May I also pay tribute to our colleagues at the Eastern University? Along with the other universities that are fostering the L3 Farmers programme in other parts of Sri Lanka you are pioneering a new sort of relationship between universities and their immediate communities. This is a relationship that holds enormous promise.

Before coming here I was at a UNESCO conference in Macau on future challenges for higher education in the Asia Pacific region. Universities usually claim that their three functions are teaching, research and service. However, the general consensus at the conference was that with few exceptions the commitment to service is rhetorical rather than real. That is clearly not the case here and I hope that when the World Conference on Higher Education convenes in Paris next year Sri Lanka will profile the excellent work that your universities are doing to engage with their communities through L3 Farmers.

Last year, when I was here to launch the project in Hambantota, I had the honour of meeting President Rajapaksa who immediately saw the connection between L3 Farmers and his national development programme Gama Neguma. We undertook to create synergy between L3Farmers and that programme and he promised the support of all the relevant ministries. I shall be meeting the Minister of Agriculture and the Minister of National Development and Gama Neguma when I return to Colombo.

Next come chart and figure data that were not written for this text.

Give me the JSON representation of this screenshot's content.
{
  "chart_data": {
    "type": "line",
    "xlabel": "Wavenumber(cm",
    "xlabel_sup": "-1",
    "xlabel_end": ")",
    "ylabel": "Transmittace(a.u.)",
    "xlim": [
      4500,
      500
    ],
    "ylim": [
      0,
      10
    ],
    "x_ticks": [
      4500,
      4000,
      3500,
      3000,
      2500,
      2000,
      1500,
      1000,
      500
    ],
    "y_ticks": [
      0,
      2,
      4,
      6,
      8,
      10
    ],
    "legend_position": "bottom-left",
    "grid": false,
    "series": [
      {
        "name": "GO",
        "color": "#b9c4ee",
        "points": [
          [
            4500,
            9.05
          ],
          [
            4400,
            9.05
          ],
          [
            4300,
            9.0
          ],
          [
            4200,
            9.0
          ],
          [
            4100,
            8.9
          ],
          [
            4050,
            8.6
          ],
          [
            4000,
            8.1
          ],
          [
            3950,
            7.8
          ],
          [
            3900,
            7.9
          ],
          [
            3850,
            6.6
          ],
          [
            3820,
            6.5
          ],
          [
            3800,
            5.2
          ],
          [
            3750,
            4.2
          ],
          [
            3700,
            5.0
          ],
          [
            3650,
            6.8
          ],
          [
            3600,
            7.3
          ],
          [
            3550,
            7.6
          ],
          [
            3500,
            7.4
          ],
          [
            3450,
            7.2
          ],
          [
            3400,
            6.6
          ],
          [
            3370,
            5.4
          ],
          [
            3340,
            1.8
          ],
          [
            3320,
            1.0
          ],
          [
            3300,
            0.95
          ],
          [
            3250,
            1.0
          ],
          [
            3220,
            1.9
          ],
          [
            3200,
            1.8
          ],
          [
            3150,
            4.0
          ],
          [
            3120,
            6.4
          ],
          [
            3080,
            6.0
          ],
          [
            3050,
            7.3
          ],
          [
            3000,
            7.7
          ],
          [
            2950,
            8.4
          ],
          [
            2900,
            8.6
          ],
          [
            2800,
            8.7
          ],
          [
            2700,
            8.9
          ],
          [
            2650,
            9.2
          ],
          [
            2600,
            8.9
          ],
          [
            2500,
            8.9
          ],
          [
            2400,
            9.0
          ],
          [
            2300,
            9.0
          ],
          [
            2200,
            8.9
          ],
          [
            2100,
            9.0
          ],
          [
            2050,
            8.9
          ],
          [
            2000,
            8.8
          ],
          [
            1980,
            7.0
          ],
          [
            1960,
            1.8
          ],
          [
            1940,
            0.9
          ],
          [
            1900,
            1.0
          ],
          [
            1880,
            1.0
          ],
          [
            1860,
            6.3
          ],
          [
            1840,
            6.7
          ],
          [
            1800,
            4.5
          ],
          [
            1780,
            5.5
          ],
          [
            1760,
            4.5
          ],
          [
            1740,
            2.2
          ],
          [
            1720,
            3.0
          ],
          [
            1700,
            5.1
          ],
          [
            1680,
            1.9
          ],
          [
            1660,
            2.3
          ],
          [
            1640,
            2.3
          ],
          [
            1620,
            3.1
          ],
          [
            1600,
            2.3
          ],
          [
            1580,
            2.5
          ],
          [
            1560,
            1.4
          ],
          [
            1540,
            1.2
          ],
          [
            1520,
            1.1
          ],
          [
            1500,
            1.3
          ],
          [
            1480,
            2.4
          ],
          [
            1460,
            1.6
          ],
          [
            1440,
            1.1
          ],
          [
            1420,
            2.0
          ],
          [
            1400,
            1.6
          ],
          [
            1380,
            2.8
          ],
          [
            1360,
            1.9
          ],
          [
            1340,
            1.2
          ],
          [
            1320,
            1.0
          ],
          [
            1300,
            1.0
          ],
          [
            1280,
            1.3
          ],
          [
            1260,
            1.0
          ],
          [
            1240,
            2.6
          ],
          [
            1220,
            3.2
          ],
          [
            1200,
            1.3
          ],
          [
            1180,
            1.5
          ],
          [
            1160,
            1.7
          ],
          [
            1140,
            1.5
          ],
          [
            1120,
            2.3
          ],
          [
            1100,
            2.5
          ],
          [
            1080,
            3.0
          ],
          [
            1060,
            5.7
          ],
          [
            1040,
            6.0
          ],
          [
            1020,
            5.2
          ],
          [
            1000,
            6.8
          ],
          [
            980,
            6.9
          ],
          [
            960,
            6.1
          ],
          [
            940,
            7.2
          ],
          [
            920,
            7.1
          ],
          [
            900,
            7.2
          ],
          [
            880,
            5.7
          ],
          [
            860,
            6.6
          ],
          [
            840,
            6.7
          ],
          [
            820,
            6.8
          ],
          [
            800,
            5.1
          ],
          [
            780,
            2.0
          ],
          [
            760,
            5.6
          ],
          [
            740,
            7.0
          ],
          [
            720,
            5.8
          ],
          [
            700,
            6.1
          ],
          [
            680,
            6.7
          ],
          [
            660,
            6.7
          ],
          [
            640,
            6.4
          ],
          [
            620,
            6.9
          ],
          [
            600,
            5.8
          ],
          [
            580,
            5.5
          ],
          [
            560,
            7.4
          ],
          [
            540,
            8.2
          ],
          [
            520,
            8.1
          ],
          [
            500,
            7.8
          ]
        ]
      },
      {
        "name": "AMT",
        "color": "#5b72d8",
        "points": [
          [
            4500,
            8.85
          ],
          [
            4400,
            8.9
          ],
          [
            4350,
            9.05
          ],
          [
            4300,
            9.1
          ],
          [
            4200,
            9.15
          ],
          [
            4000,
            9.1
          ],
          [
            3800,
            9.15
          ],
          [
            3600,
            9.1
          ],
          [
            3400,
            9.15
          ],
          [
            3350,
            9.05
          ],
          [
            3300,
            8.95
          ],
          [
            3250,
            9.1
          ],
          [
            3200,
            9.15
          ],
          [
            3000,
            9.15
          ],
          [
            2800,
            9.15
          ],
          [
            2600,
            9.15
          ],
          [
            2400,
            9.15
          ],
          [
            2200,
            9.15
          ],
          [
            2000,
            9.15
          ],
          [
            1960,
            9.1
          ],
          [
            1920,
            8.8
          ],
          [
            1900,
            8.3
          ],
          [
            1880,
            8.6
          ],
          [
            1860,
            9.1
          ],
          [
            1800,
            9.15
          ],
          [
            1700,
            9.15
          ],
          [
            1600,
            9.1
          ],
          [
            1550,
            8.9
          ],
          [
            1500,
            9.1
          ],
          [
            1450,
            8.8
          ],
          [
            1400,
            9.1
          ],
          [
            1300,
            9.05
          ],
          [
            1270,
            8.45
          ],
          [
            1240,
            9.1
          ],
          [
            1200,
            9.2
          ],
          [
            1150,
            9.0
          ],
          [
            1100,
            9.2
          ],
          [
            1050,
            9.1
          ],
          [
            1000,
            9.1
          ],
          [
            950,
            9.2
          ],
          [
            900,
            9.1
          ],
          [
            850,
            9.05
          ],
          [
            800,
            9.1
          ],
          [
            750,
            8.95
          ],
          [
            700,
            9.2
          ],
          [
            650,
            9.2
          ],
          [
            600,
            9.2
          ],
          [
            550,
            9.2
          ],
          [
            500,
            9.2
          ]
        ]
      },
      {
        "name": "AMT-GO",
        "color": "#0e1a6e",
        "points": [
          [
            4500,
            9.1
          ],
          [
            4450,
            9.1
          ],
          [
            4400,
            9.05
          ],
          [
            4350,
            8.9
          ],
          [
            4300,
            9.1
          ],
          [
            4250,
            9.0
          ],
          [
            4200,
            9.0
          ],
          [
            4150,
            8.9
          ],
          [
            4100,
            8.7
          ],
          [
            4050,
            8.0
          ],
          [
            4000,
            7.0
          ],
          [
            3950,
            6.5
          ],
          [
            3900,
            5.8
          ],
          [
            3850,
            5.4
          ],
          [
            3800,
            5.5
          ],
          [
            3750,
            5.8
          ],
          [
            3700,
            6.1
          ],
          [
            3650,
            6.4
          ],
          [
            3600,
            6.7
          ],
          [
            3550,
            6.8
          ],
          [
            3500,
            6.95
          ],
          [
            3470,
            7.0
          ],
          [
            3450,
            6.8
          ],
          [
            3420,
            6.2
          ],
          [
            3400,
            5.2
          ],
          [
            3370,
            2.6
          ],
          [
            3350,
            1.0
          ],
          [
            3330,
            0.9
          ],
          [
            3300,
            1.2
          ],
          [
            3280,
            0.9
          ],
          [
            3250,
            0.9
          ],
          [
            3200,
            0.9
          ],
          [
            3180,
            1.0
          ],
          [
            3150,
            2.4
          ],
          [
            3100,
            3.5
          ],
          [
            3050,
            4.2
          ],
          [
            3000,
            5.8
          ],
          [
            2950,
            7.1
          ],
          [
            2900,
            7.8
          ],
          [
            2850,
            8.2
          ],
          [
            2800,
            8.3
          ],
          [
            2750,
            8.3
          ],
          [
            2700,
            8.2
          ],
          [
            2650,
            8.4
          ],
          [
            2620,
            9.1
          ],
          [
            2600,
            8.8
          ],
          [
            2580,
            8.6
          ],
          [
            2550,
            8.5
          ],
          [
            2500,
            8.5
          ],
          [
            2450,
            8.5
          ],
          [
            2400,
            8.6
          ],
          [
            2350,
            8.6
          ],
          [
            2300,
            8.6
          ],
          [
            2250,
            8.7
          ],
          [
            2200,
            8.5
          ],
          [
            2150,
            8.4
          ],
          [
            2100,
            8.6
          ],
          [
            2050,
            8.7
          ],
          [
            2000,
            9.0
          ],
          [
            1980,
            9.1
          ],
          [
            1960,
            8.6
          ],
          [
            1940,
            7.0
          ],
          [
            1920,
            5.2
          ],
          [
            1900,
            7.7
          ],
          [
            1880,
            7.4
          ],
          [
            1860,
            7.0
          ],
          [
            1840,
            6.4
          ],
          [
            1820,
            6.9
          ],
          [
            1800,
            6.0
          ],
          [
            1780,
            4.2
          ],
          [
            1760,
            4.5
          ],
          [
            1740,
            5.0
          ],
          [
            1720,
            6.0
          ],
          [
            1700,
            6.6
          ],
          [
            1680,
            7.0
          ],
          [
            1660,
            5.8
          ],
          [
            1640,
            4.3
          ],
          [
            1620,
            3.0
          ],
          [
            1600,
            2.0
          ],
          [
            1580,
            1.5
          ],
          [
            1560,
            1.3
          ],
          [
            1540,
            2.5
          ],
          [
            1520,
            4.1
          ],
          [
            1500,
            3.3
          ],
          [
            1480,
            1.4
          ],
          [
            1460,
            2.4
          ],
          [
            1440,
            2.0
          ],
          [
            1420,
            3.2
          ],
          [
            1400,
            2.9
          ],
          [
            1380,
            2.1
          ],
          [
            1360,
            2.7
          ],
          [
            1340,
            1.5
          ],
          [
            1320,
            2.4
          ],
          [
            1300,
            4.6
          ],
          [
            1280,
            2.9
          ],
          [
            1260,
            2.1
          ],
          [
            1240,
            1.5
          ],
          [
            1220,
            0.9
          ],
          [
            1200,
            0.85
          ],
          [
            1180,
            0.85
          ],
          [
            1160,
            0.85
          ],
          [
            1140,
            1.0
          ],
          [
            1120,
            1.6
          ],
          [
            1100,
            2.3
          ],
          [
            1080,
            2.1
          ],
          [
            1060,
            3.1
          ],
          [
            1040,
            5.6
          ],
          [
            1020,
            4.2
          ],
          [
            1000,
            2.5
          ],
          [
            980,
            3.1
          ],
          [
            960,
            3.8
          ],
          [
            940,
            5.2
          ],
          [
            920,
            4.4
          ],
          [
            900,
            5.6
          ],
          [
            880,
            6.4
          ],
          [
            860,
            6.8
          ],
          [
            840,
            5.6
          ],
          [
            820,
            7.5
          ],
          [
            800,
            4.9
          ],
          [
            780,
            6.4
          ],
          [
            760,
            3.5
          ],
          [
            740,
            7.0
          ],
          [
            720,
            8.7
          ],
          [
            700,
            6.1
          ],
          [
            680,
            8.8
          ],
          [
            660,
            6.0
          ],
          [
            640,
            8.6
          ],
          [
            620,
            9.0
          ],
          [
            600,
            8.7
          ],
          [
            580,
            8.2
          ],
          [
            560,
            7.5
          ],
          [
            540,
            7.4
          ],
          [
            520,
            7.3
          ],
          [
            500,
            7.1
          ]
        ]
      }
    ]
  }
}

You are committed as farmers to using L3Farmers to make your village more prosperous. The country is also committed to the approach. I want to assure you today that the Commonwealth of Learning is also committed and will accompany you on your journey for as long as it takes. Dr. Krishna Alluri has done a wonderful job of conceiving and implementing the L3 Farmers programme during his time at COL and I thank you warmly for the touching tribute that you paid to him just now. Krishna retires at the end of the year and it gives me pleasure to announce publicly for the first time that he will be succeeded by Dr. Balasubramanian, who will join COL on a full-time basis in January. I think that gives you the guarantee of the continuity of COL's commitment.

May I also thank you for the presentation that you made to me? As soon as I arrived at COL four years ago I realised that L3 Farmers was a winning concept and it has been a pleasure to support, as President, the great work of Dr. Alluri and his extraordinary L3F network.

May I in turn pay tribute to the outstanding work of our national L3 Farmers coordinator here, Professor Uma Coomaraswamy? I am delighted to say that we recognised her splendid contribution, not only to this project but to the development of distance learning in Sri Lanka generally, by making her an Honorary Fellow of COL at our Pan-Commonwealth Forum on Open Learning that was held in London in July. She is a wonderful person who has the gift of transforming the organisations that she leads and is inspired by a deep commitment to unity and harmony in this beautiful country of yours.

With those few words I shall now, very appropriately, use a computer to officially launch the Lifelong Learning for Farmers project in the Eastern Province.

Thank you and my best wishes to you all.